3 Eylül 2012 Pazartesi

haklılık payı ..

rahatıma düşkünüm kaç kere demişimdir .. insanlara dokunduğunu da paso söylemişimdir .. şimdi birşey itiraf edicem ama alehime kullananı vururum .. evet haklılar .. aşırı keyfe düşkünlük cok bencilce ve rahatsızlık verici .. kabul ediyorum ama kabul etmediğim birşey yine de var bana rahatsız olduğunu belirtirken kisinin beni hiç dinlememesi .. anlıyorum bazı seyler rahatsızlık verebilir ama açıklama yaptığımda bile dinlemiyorsa karşımdaki bana kızmaya hakkı varken ben dinlememeye basliyorum .. sonra ben dinlemiyorum diye bir de azar isitiyorum .. hoş bu herkesin basına geliyor ama benim nerdeyse her gün basımda .. ama sunu da biliyorum ki yanlış benden başlıyor .. yanlış kelimesi ters oldu sanki, hmmmm iletişimsizlik diyelim .. sanırım biraz kendimi dinleme vaktim geldi .. bünyeyi nadasa bırakmak bazen iyidir .. göremediğin seyleri görmeni saglar .. evet bu ara 1-2 gün yapmalıyım bunu .. yoksa bencillesmeye doğru kayar bu bünye ..

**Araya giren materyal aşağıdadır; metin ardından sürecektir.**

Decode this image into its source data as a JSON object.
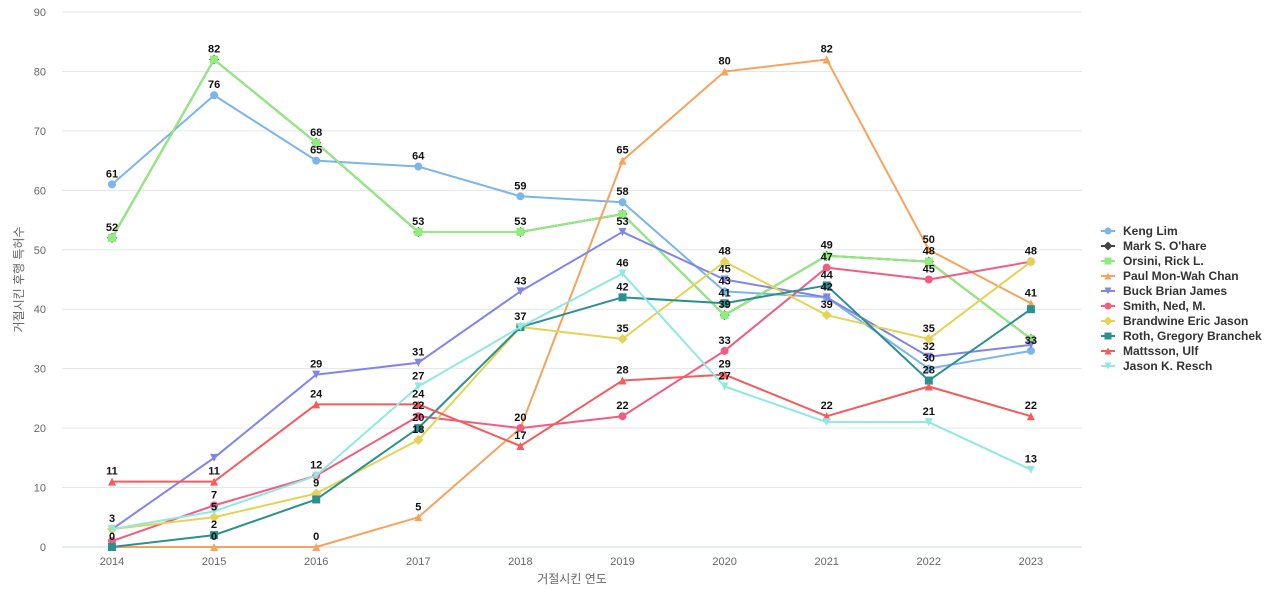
{
  "chart_data": {
    "type": "line",
    "xlabel": "거절시킨 연도",
    "ylabel": "거절시킨 후행 특허수",
    "ylim": [
      0,
      90
    ],
    "yticks": [
      0,
      10,
      20,
      30,
      40,
      50,
      60,
      70,
      80,
      90
    ],
    "grid": true,
    "legend_position": "right",
    "x": [
      "2014",
      "2015",
      "2016",
      "2017",
      "2018",
      "2019",
      "2020",
      "2021",
      "2022",
      "2023"
    ],
    "series": [
      {
        "name": "Keng Lim",
        "color": "#7cb5ec",
        "marker": "circle",
        "values": [
          61,
          76,
          65,
          64,
          59,
          58,
          43,
          42,
          30,
          33
        ]
      },
      {
        "name": "Mark S. O'hare",
        "color": "#434348",
        "marker": "diamond",
        "values": [
          52,
          82,
          68,
          53,
          53,
          56,
          39,
          49,
          48,
          35
        ]
      },
      {
        "name": "Orsini, Rick L.",
        "color": "#90ed7d",
        "marker": "square",
        "values": [
          52,
          82,
          68,
          53,
          53,
          56,
          39,
          49,
          48,
          35
        ]
      },
      {
        "name": "Paul Mon-Wah Chan",
        "color": "#f7a35c",
        "marker": "triangle",
        "values": [
          0,
          0,
          0,
          5,
          20,
          65,
          80,
          82,
          50,
          41
        ]
      },
      {
        "name": "Buck Brian James",
        "color": "#8085e9",
        "marker": "triangle-down",
        "values": [
          3,
          15,
          29,
          31,
          43,
          53,
          45,
          42,
          32,
          34
        ]
      },
      {
        "name": "Smith, Ned, M.",
        "color": "#f15c80",
        "marker": "circle",
        "values": [
          1,
          7,
          12,
          22,
          20,
          22,
          33,
          47,
          45,
          48
        ]
      },
      {
        "name": "Brandwine Eric Jason",
        "color": "#e4d354",
        "marker": "diamond",
        "values": [
          3,
          5,
          9,
          18,
          37,
          35,
          48,
          39,
          35,
          48
        ]
      },
      {
        "name": "Roth, Gregory Branchek",
        "color": "#2b908f",
        "marker": "square",
        "values": [
          0,
          2,
          8,
          20,
          37,
          42,
          41,
          44,
          28,
          40
        ]
      },
      {
        "name": "Mattsson, Ulf",
        "color": "#f45b5b",
        "marker": "triangle",
        "values": [
          11,
          11,
          24,
          24,
          17,
          28,
          29,
          22,
          27,
          22
        ]
      },
      {
        "name": "Jason K. Resch",
        "color": "#91e8e1",
        "marker": "triangle-down",
        "values": [
          3,
          6,
          12,
          27,
          37,
          46,
          27,
          21,
          21,
          13
        ]
      }
    ],
    "point_labels": [
      [
        0,
        61
      ],
      [
        1,
        76
      ],
      [
        2,
        65
      ],
      [
        3,
        64
      ],
      [
        4,
        59
      ],
      [
        5,
        58
      ],
      [
        6,
        43
      ],
      [
        9,
        33
      ],
      [
        0,
        52
      ],
      [
        1,
        82
      ],
      [
        2,
        68
      ],
      [
        3,
        53
      ],
      [
        4,
        53
      ],
      [
        5,
        53
      ],
      [
        6,
        39
      ],
      [
        7,
        49
      ],
      [
        8,
        48
      ],
      [
        9,
        48
      ],
      [
        1,
        0
      ],
      [
        2,
        0
      ],
      [
        3,
        5
      ],
      [
        4,
        20
      ],
      [
        5,
        65
      ],
      [
        6,
        80
      ],
      [
        7,
        82
      ],
      [
        8,
        50
      ],
      [
        9,
        41
      ],
      [
        2,
        29
      ],
      [
        3,
        31
      ],
      [
        4,
        43
      ],
      [
        6,
        45
      ],
      [
        8,
        32
      ],
      [
        0,
        0
      ],
      [
        1,
        5
      ],
      [
        7,
        44
      ],
      [
        8,
        45
      ],
      [
        1,
        7
      ],
      [
        2,
        9
      ],
      [
        3,
        18
      ],
      [
        5,
        35
      ],
      [
        6,
        48
      ],
      [
        7,
        39
      ],
      [
        8,
        35
      ],
      [
        1,
        2
      ],
      [
        3,
        20
      ],
      [
        4,
        37
      ],
      [
        5,
        42
      ],
      [
        6,
        41
      ],
      [
        7,
        42
      ],
      [
        8,
        28
      ],
      [
        0,
        11
      ],
      [
        1,
        11
      ],
      [
        2,
        24
      ],
      [
        3,
        24
      ],
      [
        4,
        17
      ],
      [
        5,
        28
      ],
      [
        6,
        29
      ],
      [
        7,
        22
      ],
      [
        9,
        22
      ],
      [
        0,
        3
      ],
      [
        2,
        12
      ],
      [
        3,
        27
      ],
      [
        5,
        46
      ],
      [
        6,
        27
      ],
      [
        7,
        47
      ],
      [
        8,
        30
      ],
      [
        9,
        13
      ],
      [
        3,
        22
      ],
      [
        5,
        22
      ],
      [
        6,
        33
      ],
      [
        8,
        21
      ]
    ]
  }
}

hala ozelestiri konusunda eksiklerim var tamam kabul ama öğrenicem soz :)

31 Ağustos 2012 Cuma

üzenler .. üzülenler .. üzüntüyü yenmek hakkında ..

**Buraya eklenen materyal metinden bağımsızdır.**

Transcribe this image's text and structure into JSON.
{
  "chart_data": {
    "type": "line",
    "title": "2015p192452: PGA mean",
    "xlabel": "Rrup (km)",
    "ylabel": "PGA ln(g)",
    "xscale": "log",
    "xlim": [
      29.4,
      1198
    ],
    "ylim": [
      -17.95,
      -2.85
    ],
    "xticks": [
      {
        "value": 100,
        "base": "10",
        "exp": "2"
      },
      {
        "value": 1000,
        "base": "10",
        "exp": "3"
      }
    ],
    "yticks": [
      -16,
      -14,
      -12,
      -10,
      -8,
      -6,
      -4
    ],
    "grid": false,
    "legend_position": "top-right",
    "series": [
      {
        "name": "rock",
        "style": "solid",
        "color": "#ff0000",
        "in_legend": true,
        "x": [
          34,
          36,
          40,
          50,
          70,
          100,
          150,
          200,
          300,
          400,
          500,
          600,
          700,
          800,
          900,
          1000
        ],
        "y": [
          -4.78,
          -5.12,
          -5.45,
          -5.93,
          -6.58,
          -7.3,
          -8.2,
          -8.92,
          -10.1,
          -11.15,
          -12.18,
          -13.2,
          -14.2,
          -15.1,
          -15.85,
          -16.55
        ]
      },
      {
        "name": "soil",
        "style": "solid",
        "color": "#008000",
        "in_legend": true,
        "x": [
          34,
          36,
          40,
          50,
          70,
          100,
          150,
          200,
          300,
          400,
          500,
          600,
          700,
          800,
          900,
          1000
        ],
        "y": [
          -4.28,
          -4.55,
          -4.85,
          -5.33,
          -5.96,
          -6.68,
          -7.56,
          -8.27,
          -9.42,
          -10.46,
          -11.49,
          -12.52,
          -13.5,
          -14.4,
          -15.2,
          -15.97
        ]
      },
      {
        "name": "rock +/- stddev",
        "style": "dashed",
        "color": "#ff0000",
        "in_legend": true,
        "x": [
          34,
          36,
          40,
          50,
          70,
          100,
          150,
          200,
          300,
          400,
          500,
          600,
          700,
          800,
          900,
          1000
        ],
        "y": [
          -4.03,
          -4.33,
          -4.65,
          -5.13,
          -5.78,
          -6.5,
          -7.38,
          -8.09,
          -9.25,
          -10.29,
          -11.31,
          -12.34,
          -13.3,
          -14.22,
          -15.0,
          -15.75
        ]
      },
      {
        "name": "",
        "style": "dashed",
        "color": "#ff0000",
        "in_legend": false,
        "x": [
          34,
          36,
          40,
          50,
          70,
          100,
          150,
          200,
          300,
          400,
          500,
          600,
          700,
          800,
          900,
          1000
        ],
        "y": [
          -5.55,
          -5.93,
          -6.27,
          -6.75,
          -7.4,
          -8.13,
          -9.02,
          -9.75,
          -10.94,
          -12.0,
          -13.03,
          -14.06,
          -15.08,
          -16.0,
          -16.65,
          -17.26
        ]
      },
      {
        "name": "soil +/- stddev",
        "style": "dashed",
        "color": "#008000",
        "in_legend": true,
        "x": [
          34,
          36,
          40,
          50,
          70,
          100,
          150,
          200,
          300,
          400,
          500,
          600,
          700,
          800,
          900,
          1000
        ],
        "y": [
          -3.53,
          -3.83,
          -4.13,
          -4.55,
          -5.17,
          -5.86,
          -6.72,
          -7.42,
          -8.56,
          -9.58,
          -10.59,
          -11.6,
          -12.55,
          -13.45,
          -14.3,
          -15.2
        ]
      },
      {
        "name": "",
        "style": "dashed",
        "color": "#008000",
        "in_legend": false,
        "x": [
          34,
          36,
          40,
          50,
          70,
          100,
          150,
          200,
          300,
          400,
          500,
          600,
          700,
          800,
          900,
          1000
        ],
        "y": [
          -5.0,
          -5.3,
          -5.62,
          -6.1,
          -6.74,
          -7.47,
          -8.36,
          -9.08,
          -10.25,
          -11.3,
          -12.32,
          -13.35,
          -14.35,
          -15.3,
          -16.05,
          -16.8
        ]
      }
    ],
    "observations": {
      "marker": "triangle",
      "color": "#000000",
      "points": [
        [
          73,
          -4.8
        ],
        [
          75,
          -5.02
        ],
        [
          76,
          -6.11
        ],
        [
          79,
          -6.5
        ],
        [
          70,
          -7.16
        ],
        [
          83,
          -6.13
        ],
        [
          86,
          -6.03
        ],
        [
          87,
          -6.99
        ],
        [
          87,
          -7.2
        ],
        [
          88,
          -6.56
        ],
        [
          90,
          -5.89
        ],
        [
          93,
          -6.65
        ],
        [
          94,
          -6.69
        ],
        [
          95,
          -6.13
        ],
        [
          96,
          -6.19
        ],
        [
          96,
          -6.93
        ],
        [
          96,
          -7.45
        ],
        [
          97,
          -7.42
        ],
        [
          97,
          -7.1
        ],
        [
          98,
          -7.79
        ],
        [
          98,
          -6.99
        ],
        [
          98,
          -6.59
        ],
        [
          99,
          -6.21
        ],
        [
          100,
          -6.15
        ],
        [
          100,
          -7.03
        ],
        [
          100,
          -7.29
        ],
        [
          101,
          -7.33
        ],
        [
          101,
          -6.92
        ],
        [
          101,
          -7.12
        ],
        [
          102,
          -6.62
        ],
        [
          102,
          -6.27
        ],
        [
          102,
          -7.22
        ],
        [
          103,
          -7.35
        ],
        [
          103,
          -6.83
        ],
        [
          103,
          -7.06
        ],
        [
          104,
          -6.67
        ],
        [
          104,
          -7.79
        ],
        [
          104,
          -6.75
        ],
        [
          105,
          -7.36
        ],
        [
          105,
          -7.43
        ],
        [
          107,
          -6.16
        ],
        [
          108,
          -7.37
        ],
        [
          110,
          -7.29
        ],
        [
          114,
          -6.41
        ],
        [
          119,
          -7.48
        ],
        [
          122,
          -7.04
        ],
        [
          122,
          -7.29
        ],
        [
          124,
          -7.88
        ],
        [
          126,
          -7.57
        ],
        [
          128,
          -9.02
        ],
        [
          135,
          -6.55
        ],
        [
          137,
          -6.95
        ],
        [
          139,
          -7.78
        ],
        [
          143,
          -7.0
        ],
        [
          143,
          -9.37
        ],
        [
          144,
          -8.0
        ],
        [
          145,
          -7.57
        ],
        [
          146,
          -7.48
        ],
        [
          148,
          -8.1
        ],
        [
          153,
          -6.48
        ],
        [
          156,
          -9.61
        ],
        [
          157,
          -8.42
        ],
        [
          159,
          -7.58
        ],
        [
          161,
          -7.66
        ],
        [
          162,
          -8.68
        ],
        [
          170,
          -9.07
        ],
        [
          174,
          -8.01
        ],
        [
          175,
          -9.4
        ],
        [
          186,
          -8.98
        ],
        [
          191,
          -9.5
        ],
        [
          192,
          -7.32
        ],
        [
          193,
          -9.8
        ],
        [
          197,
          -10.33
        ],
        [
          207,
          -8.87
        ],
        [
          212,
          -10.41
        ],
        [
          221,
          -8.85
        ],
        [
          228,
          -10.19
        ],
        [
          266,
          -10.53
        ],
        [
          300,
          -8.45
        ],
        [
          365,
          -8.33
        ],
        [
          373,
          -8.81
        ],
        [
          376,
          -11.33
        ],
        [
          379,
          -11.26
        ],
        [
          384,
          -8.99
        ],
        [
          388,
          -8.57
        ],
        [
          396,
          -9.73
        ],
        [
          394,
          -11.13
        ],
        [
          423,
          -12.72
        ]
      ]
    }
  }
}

insan öyle bir mekanizmaki hata yapmadan yaşayamaz .. veya nasıl desem karşısındakine ters gelen birşey yapmadan yaşayamaz .. normal olan da bu zaten .. hepimiz birbirimizden farklıyız .. kimse ama kimse aynı değil .. %99'a kadar tuttuğu görülmüştür ama asla %100 olmaz .. bu bağlamdadır aşağıdaki notlarım ..

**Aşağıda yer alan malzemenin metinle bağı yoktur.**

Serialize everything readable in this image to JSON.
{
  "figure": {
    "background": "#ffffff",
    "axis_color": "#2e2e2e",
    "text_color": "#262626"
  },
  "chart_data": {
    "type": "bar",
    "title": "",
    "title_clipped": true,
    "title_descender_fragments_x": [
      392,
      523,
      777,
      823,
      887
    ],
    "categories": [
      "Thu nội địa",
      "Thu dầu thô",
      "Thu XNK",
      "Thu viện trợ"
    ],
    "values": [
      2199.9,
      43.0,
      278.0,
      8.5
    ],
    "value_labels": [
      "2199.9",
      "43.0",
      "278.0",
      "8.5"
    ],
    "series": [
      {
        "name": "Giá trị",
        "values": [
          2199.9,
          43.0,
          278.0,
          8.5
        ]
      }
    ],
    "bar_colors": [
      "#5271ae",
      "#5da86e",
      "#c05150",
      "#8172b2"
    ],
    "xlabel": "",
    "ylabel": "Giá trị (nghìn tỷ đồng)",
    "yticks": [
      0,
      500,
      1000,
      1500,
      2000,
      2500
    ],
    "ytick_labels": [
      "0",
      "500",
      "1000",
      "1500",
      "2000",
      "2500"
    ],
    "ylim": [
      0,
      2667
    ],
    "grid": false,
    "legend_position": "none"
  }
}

evet ben de "hatasız kul olmaz uleeeennn!!! rakımı getirin" kültüründen gelen bir insanım .. çok üzmüşlüğüm, çok üzülmüşlüğüm, grup üzüntülerim, kendi kendime üzüntülerim, kısacası her türlü üzüntüm olmuştur .. ama üzüntülerin en kötüsü başka birini üzdüğün için üzülmektir. İlk başta asla anlamazsın üzdüğünü çünkü naptığının farkında değilsindir .. zamanla (iş işten geçebilir) üzüntünün senden kaynaklı olduğunu ve pek de keyifli birşey olmadığını görürsün .. kendince düzeltmeye çalışırsın ya daha da beter olur ya da anlaşılmaz veya dengesiz olursun (malum düzelteceksin ya! kendin olmaktan çıktığın çok olur .. olur yani işte! sormayın detay!) .. ama amaç genelde hep iyidir .. bazen gıcıklığına uzatıp daha da üzdüğün olmuştur .. ama inanın kötülükten değil kıllıktandır o .. karşı tarafın bişeyi de dokunmuş olabilir .. (Türküz ya karşı tarafa da bok atmazsak olmaz) .. kısacası üzüntü var arkadaş her bir zaman kaçış yok ..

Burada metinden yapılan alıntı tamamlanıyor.